UNITED NATIONS • The United States and eight allies on the United Nations Security Council called for reviving discussions on human rights in North Korea, which has been accused by a UN inquiry of abuses comparable to Nazi-era atrocities.
"Last year in December, the UN Security Council convened for the first time in history to discuss the human rights in (North Korea)," Ms Hagar Chemali, spokesman for the US mission to the UN, said in a statement on Thursday.
"Today, Chile, France, Jordan, Lithuania, Malaysia, New Zealand, Spain, (Britain) and the United States have requested another meeting of the Security Council to examine conditions in DPRK (North Korea) and their effects on international peace and security," she added.
Ms Chemali said the US, which holds the council's rotating presidency this month, would work quickly to schedule the meeting.

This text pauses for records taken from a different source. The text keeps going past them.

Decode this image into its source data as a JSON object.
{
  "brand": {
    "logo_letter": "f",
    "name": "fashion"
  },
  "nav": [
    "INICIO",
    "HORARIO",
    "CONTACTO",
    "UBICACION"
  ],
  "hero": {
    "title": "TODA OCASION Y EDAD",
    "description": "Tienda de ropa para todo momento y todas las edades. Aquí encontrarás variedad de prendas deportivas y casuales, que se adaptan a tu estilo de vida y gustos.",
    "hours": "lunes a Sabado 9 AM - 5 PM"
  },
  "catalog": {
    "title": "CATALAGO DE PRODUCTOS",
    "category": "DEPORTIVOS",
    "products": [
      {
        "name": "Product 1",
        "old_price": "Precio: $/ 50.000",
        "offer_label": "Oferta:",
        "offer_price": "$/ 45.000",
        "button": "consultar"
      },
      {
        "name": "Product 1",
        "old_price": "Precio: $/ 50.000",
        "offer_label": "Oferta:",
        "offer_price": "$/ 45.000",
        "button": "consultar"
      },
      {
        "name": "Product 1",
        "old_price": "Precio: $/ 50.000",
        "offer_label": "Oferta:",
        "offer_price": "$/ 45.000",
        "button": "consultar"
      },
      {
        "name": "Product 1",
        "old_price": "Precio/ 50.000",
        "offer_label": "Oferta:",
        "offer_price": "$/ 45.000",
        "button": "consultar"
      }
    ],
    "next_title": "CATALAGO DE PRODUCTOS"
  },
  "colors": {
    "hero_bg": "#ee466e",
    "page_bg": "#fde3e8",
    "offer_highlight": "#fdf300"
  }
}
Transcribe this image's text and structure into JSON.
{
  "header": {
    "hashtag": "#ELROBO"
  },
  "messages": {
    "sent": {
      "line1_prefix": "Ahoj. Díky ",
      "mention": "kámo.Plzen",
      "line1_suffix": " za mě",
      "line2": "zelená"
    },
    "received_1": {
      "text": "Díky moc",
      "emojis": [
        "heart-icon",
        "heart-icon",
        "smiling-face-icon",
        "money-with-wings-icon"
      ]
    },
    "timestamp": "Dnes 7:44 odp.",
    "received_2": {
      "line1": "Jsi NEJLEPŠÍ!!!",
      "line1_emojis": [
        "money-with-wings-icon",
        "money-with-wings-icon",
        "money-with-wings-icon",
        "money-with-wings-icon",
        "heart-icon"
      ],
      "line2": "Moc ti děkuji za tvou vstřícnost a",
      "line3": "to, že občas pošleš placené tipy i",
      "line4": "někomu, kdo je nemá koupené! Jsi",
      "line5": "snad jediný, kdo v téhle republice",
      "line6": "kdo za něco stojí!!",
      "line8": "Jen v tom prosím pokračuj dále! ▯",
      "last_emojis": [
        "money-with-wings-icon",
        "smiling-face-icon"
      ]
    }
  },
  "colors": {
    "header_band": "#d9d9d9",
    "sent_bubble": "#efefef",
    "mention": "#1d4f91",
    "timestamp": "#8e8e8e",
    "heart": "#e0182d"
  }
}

Last month, China's UN ambassador Liu Jieyi said it would be a "bad idea" for the 15-nation Security Council to hold such a meeting, adding that the council "is not about human rights".
The Security Council added human rights in North Korea to its agenda last year, despite objections by China that led to a rare procedural vote. Beijing is a strong ally of Pyongyang.
A year ago, the 193-member UN General Assembly urged the UN Security Council to consider referring North Korea to the International Criminal Court (ICC) after a UN Commission of Inquiry detailed wide-ranging abuses there. China is likely to veto any Security Council bid to refer North Korea to the ICC, diplomats said.